The Digital History website also described the prejudice faced by German Americans:
When the US entered World War I, approximately one-third of the nation (32 million people) were either foreign-born or the children of immigrants, and more than 10 million Americans were derived from the nations of the Central Powers….
…Once the United States entered the war, a search for spies and saboteurs escalated into efforts to suppress German culture. Many German-language newspapers were closed down. Public schools stopped teaching German. Lutheran churches dropped services that were spoken in German.
Germans were called ‘Huns.’ In the name of patriotism, musicians no longer played Bach and Beethoven, and schools stopped teaching the German language. Americans renamed sauerkraut ‘liberty cabbage’; dachshunds ‘liberty hounds’; and German measles ‘liberty measles.’ Cincinnati, with its large German American population, even removed pretzels from the free lunch counters in saloons. More alarming, vigilante groups attacked anyone suspected of being unpatriotic. Workers who refused to buy war bonds often suffered harsh retribution, and attacks on labor protesters were nothing short of brutal. The legal system backed the suppression. Juries routinely released defendants accused of violence against individuals or groups critical of the war.
…Perhaps the most horrendous anti-German act was the lynching in April 1918 of 29-year-old Robert Paul Prager, a German-born bakery employee, who was accused of making ‘disloyal utterances.’ A mob took him from the basement of the Collinsville, Illinois jail, dragged him outside of town, and hanged him from a tree.
Sewanee, the University of the South, has an article titled Anti-German Sentiment and Propaganda. It describes the shock of many German Americans who saw former friends shun them and questioned their patriotism.
…with the increasing number of war-related incidents, anti-German sentiment steadily grew.
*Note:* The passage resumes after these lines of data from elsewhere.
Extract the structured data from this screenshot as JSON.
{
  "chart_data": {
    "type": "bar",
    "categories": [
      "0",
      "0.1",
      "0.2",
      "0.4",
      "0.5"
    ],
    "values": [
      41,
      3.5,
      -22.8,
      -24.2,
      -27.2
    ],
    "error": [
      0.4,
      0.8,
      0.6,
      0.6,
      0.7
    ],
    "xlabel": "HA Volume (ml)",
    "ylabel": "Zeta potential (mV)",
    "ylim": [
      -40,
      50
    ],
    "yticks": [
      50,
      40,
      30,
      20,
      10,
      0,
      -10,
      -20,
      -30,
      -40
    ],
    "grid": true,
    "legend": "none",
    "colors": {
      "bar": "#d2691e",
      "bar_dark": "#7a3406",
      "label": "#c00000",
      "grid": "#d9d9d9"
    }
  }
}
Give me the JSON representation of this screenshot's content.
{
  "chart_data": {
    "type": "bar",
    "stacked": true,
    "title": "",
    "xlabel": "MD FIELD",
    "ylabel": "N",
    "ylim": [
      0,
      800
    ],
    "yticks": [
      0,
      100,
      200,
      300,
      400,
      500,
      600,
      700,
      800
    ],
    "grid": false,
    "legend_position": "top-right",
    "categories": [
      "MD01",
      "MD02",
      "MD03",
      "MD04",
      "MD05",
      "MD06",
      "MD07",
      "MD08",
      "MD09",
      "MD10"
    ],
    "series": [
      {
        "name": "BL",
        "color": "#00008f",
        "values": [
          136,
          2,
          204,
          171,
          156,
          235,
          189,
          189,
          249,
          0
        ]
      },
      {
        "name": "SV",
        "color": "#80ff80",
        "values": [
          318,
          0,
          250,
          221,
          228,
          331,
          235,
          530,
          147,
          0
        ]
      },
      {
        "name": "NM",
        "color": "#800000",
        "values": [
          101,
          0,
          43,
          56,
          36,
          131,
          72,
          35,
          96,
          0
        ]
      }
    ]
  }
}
Nothing fuelled anti-German sentiment as much as the sinking of the British ocean liner Lusitania on May 7, 1915, an event which British and American propagandists pointed to as incontrovertible proof of German brutality. The incident caused a huge uproar in the U.S. and solidified anti-German sentiment in the public…
… An extensive propaganda attack, including posters, pamphlets, articles, and books, targeted German Americans and German citizens, labeling them a threat to European civilization and the American values of peace, democracy, and liberty. The media often referred to the Germans as ‘Huns,’ after the barbaric hoards of Asian warriors who had ravaged the Roman Empire. Germans were portrayed as aggressive, materialistic, savage and uncivilized, and Germans living in the U.S. were frequently accused of creating an extensive propaganda machine and an elaborate espionage system.
The Germans never fully understood that the effective propaganda against them capitalized on emotions, immediately understood terms, and vague ideas. Through this mechanism, the German voice was silenced for the rest of the war and, to a certain extent, beyond. The concert halls stopped playing the music of German composers. German language programs were banned in high schools, along with German-language church services and publications. Books were burned, German dogs were slaughtered, and many food items were rechristened (for instance, sauerkraut was officially re-dubbed ‘liberty cabbage’). Germans and German Americans also felt the change in small, personal incidents. In some instances, ‘hand-shakes became less friendly than they used to be,’ but many were publicly assaulted, tarred and feathered, or even lynched.